Sonhava com uma sociedade sem preconceitos, acreditava nisso, idolatrava Luther King, Mandela, Stive Biko, Zumbi entre tantos outros. Era devoto dos Malês, só não apoiava o extermínio dos brancos, no entanto, entendia que defender tal ideia era legitima quando não se tinha liberdade no passado. Sempre que tinha oportunidade lamentava os massacres em Ruanda. Tinha um discurso local, queria praticas locais e resultados globais. Certo dia, em uma das poucas entrevistas que concedeu, pôde dizer em poucas palavras tudo àquilo que sentia e pensava. Seguem-se trechos da entrevista:
“Vivo e sinto. Minhas características físicas associadas ao momento histórico em que vivo me permitem um discurso honesto. Vim para iluminar potencializar apagando e acendendo as luzes acesas no século 18. É hora de apresentar a fatura de um discurso falso de democracia e exigir a liberdade e igualdade que ao serem pregadas pregaram meu povo em algum lugar para de lá não saírem. É hora de aprofundar as conquistas, consolidar os avanços e derrubar toda e qualquer barreira que impeçam as pessoas de terem melhores condições e igualdade de oportunidades. A educação é uma saída, no entanto, a qualidade da educação deve ser priorizada. Os aspectos técnicos devem dialogar com os aspectos humanísticos independente do contexto”. Disse ainda: “os avanços políticos do país não foram dádivas divinas, os mesmos devem ser afirmados enquanto política de Estado, eles são resultado de embate político e argumentação consistente na defesa de direitos garantidos pela constituição brasileira. A tomada de consciência dos avanços e dos mecanismos pelos quais foram conquistados é obrigação de toda minoria ou maioria excluída. A prática política é onde se abre caminhos de possibilidades para redução das desigualdades. As conquistas não caem do céu ou são fruto da boa vontade”.

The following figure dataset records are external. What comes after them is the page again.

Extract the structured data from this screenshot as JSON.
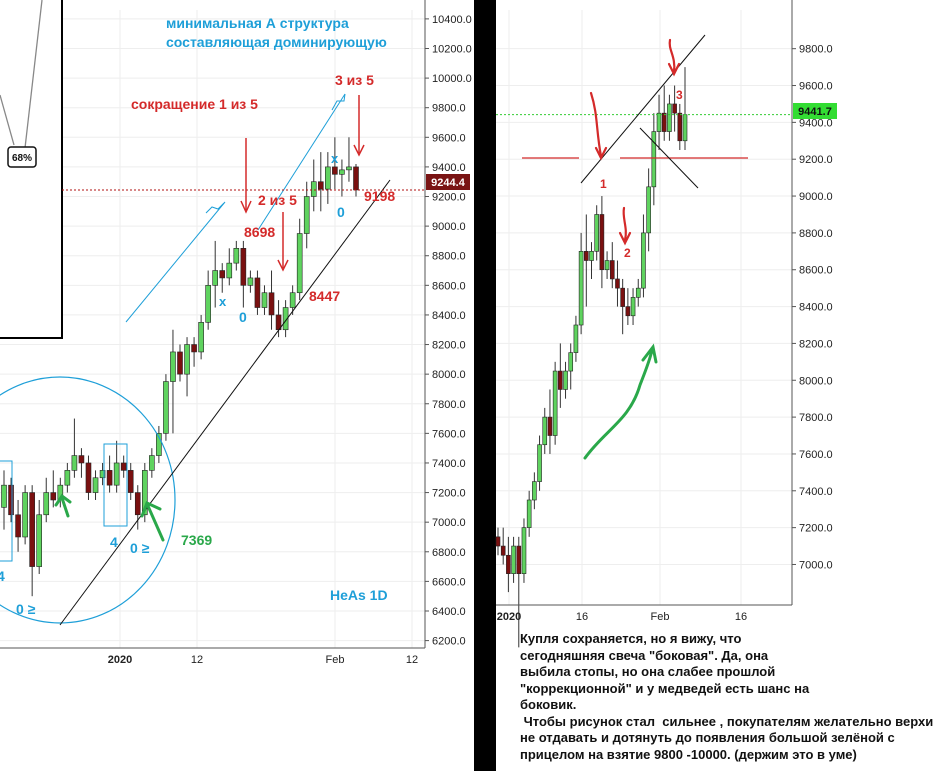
{
  "chart_data": [
    {
      "type": "candlestick",
      "watermark": "HeAs 1D",
      "y_ticks": [
        "10400.0",
        "10200.0",
        "10000.0",
        "9800.0",
        "9600.0",
        "9400.0",
        "9200.0",
        "9000.0",
        "8800.0",
        "8600.0",
        "8400.0",
        "8200.0",
        "8000.0",
        "7800.0",
        "7600.0",
        "7400.0",
        "7200.0",
        "7000.0",
        "6800.0",
        "6600.0",
        "6400.0",
        "6200.0"
      ],
      "x_ticks": [
        "2020",
        "12",
        "Feb",
        "12"
      ],
      "price_line": {
        "label": "9244.4",
        "value": 9244.4
      },
      "ylim": [
        6150,
        10460
      ],
      "candles": [
        {
          "o": 7100,
          "h": 7350,
          "l": 6950,
          "c": 7250
        },
        {
          "o": 7250,
          "h": 7300,
          "l": 7000,
          "c": 7050
        },
        {
          "o": 7050,
          "h": 7150,
          "l": 6800,
          "c": 6900
        },
        {
          "o": 6900,
          "h": 7250,
          "l": 6850,
          "c": 7200
        },
        {
          "o": 7200,
          "h": 7250,
          "l": 6500,
          "c": 6700
        },
        {
          "o": 6700,
          "h": 7150,
          "l": 6650,
          "c": 7050
        },
        {
          "o": 7050,
          "h": 7300,
          "l": 7000,
          "c": 7200
        },
        {
          "o": 7200,
          "h": 7350,
          "l": 7100,
          "c": 7150
        },
        {
          "o": 7150,
          "h": 7300,
          "l": 7100,
          "c": 7250
        },
        {
          "o": 7250,
          "h": 7400,
          "l": 7200,
          "c": 7350
        },
        {
          "o": 7350,
          "h": 7700,
          "l": 7300,
          "c": 7450
        },
        {
          "o": 7450,
          "h": 7500,
          "l": 7300,
          "c": 7400
        },
        {
          "o": 7400,
          "h": 7450,
          "l": 7150,
          "c": 7200
        },
        {
          "o": 7200,
          "h": 7350,
          "l": 7150,
          "c": 7300
        },
        {
          "o": 7300,
          "h": 7400,
          "l": 7250,
          "c": 7350
        },
        {
          "o": 7350,
          "h": 7450,
          "l": 7200,
          "c": 7250
        },
        {
          "o": 7250,
          "h": 7550,
          "l": 7200,
          "c": 7400
        },
        {
          "o": 7400,
          "h": 7450,
          "l": 7300,
          "c": 7350
        },
        {
          "o": 7350,
          "h": 7400,
          "l": 7150,
          "c": 7200
        },
        {
          "o": 7200,
          "h": 7250,
          "l": 6950,
          "c": 7050
        },
        {
          "o": 7050,
          "h": 7400,
          "l": 7000,
          "c": 7350
        },
        {
          "o": 7350,
          "h": 7500,
          "l": 7300,
          "c": 7450
        },
        {
          "o": 7450,
          "h": 7650,
          "l": 7400,
          "c": 7600
        },
        {
          "o": 7600,
          "h": 8000,
          "l": 7550,
          "c": 7950
        },
        {
          "o": 7950,
          "h": 8300,
          "l": 7600,
          "c": 8150
        },
        {
          "o": 8150,
          "h": 8200,
          "l": 7950,
          "c": 8000
        },
        {
          "o": 8000,
          "h": 8250,
          "l": 7850,
          "c": 8200
        },
        {
          "o": 8200,
          "h": 8250,
          "l": 8050,
          "c": 8150
        },
        {
          "o": 8150,
          "h": 8400,
          "l": 8100,
          "c": 8350
        },
        {
          "o": 8350,
          "h": 8700,
          "l": 8300,
          "c": 8600
        },
        {
          "o": 8600,
          "h": 8900,
          "l": 8450,
          "c": 8700
        },
        {
          "o": 8700,
          "h": 8750,
          "l": 8550,
          "c": 8650
        },
        {
          "o": 8650,
          "h": 8850,
          "l": 8600,
          "c": 8750
        },
        {
          "o": 8750,
          "h": 8900,
          "l": 8700,
          "c": 8850
        },
        {
          "o": 8850,
          "h": 8900,
          "l": 8450,
          "c": 8600
        },
        {
          "o": 8600,
          "h": 8700,
          "l": 8550,
          "c": 8650
        },
        {
          "o": 8650,
          "h": 8700,
          "l": 8400,
          "c": 8450
        },
        {
          "o": 8450,
          "h": 8600,
          "l": 8400,
          "c": 8550
        },
        {
          "o": 8550,
          "h": 8700,
          "l": 8300,
          "c": 8400
        },
        {
          "o": 8400,
          "h": 8500,
          "l": 8250,
          "c": 8300
        },
        {
          "o": 8300,
          "h": 8500,
          "l": 8250,
          "c": 8450
        },
        {
          "o": 8450,
          "h": 8600,
          "l": 8400,
          "c": 8550
        },
        {
          "o": 8550,
          "h": 9050,
          "l": 8500,
          "c": 8950
        },
        {
          "o": 8950,
          "h": 9300,
          "l": 8850,
          "c": 9200
        },
        {
          "o": 9200,
          "h": 9450,
          "l": 9100,
          "c": 9300
        },
        {
          "o": 9300,
          "h": 9500,
          "l": 9100,
          "c": 9250
        },
        {
          "o": 9250,
          "h": 9500,
          "l": 9150,
          "c": 9400
        },
        {
          "o": 9400,
          "h": 9600,
          "l": 9250,
          "c": 9350
        },
        {
          "o": 9350,
          "h": 9450,
          "l": 9200,
          "c": 9380
        },
        {
          "o": 9380,
          "h": 9600,
          "l": 9300,
          "c": 9400
        },
        {
          "o": 9400,
          "h": 9420,
          "l": 9200,
          "c": 9244.4
        }
      ],
      "annotations": {
        "title_line1": "минимальная А структура",
        "title_line2": "составляющая доминирующую",
        "cut": "сокращение  1 из 5",
        "three_of_five": "3 из 5",
        "two_of_five": "2 из 5",
        "v8698": "8698",
        "v8447": "8447",
        "v9198": "9198",
        "v7369": "7369",
        "zero_a": "0",
        "zero_b": "0",
        "x_a": "x",
        "x_b": "x",
        "four_a": "4",
        "four_b": "4",
        "zero_ge_a": "0 ≥",
        "zero_ge_b": "0 ≥",
        "pct": "68%"
      }
    },
    {
      "type": "candlestick",
      "y_ticks": [
        "9800.0",
        "9600.0",
        "9400.0",
        "9200.0",
        "9000.0",
        "8800.0",
        "8600.0",
        "8400.0",
        "8200.0",
        "8000.0",
        "7800.0",
        "7600.0",
        "7400.0",
        "7200.0",
        "7000.0"
      ],
      "x_ticks": [
        "2020",
        "16",
        "Feb",
        "16"
      ],
      "price_line": {
        "label": "9441.7",
        "value": 9441.7
      },
      "ylim": [
        6780,
        10010
      ],
      "candles": [
        {
          "o": 7150,
          "h": 7200,
          "l": 7050,
          "c": 7100
        },
        {
          "o": 7100,
          "h": 7200,
          "l": 7000,
          "c": 7050
        },
        {
          "o": 7050,
          "h": 7150,
          "l": 6850,
          "c": 6950
        },
        {
          "o": 6950,
          "h": 7150,
          "l": 6900,
          "c": 7100
        },
        {
          "o": 7100,
          "h": 7150,
          "l": 6550,
          "c": 6950
        },
        {
          "o": 6950,
          "h": 7250,
          "l": 6900,
          "c": 7200
        },
        {
          "o": 7200,
          "h": 7400,
          "l": 7150,
          "c": 7350
        },
        {
          "o": 7350,
          "h": 7500,
          "l": 7300,
          "c": 7450
        },
        {
          "o": 7450,
          "h": 7700,
          "l": 7400,
          "c": 7650
        },
        {
          "o": 7650,
          "h": 7850,
          "l": 7600,
          "c": 7800
        },
        {
          "o": 7800,
          "h": 7950,
          "l": 7600,
          "c": 7700
        },
        {
          "o": 7700,
          "h": 8100,
          "l": 7650,
          "c": 8050
        },
        {
          "o": 8050,
          "h": 8200,
          "l": 7850,
          "c": 7950
        },
        {
          "o": 7950,
          "h": 8100,
          "l": 7900,
          "c": 8050
        },
        {
          "o": 8050,
          "h": 8200,
          "l": 7950,
          "c": 8150
        },
        {
          "o": 8150,
          "h": 8350,
          "l": 8100,
          "c": 8300
        },
        {
          "o": 8300,
          "h": 8800,
          "l": 8250,
          "c": 8700
        },
        {
          "o": 8700,
          "h": 8900,
          "l": 8400,
          "c": 8650
        },
        {
          "o": 8650,
          "h": 8750,
          "l": 8550,
          "c": 8700
        },
        {
          "o": 8700,
          "h": 8950,
          "l": 8650,
          "c": 8900
        },
        {
          "o": 8900,
          "h": 9000,
          "l": 8500,
          "c": 8600
        },
        {
          "o": 8600,
          "h": 8700,
          "l": 8550,
          "c": 8650
        },
        {
          "o": 8650,
          "h": 8750,
          "l": 8500,
          "c": 8550
        },
        {
          "o": 8550,
          "h": 8650,
          "l": 8400,
          "c": 8500
        },
        {
          "o": 8500,
          "h": 8550,
          "l": 8250,
          "c": 8400
        },
        {
          "o": 8400,
          "h": 8500,
          "l": 8300,
          "c": 8350
        },
        {
          "o": 8350,
          "h": 8500,
          "l": 8300,
          "c": 8450
        },
        {
          "o": 8450,
          "h": 8550,
          "l": 8400,
          "c": 8500
        },
        {
          "o": 8500,
          "h": 8900,
          "l": 8450,
          "c": 8800
        },
        {
          "o": 8800,
          "h": 9150,
          "l": 8700,
          "c": 9050
        },
        {
          "o": 9050,
          "h": 9450,
          "l": 8950,
          "c": 9350
        },
        {
          "o": 9350,
          "h": 9550,
          "l": 9250,
          "c": 9450
        },
        {
          "o": 9450,
          "h": 9600,
          "l": 9300,
          "c": 9350
        },
        {
          "o": 9350,
          "h": 9550,
          "l": 9300,
          "c": 9500
        },
        {
          "o": 9500,
          "h": 9600,
          "l": 9350,
          "c": 9450
        },
        {
          "o": 9450,
          "h": 9500,
          "l": 9250,
          "c": 9300
        },
        {
          "o": 9300,
          "h": 9700,
          "l": 9250,
          "c": 9441.7
        }
      ],
      "annotations": {
        "one": "1",
        "two": "2",
        "three": "3"
      }
    }
  ],
  "note": {
    "line1": "Купля сохраняется, но я вижу, что",
    "line2": "сегодняшняя свеча \"боковая\". Да, она",
    "line3": "выбила стопы, но она слабее прошлой",
    "line4": "\"коррекционной\" и у медведей есть шанс на",
    "line5": "боковик.",
    "line6": " Чтобы рисунок стал  сильнее , покупателям желательно верхи",
    "line7": "не отдавать и дотянуть до появления большой зелёной с",
    "line8": "прицелом на взятие 9800 -10000.  (держим это в уме)"
  },
  "colors": {
    "up": "#5fd35f",
    "down": "#7a1010",
    "blue_ann": "#1e9fd8",
    "red_ann": "#d42a2a",
    "green_ann": "#2aa84a",
    "price_tag_dark": "#7a1414",
    "price_tag_green": "#33dd33"
  }
}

Hoje as noticias que chegam acerca de BW são as de que ele segue afirmando suas crenças e valores. Tem vivido a Universidade e observado por dentro os efeitos das políticas de ações afirmativas e permanência onde atualmente já não é difícil avaliar os alcances e limites dessas conquistas. Os entraves são muitos, os méritos maiores e os limites encontrados serão superados, o velho BW continua confiante, pois bem sabe que escolhas realizadas são sentenças instauradas.
Desejamos que a história de BW não seja pontual, sabe-se que em quase todo Brasil já se ouviu falar da sua vida. Existe um pedaço da narrativa comum a todos denunciando que ser igual nas diferenças é nossa lei irrefutável. A vida de BW é como um espelho onde os brasileiros reconhecem a si e aos seus antepassados. BW é preto e é branco e num país miscigenado não é difícil que sua palavra toque cada um em seu pedaço mais intimo, pois no Brasil a maior das purezas é intensamente misturada.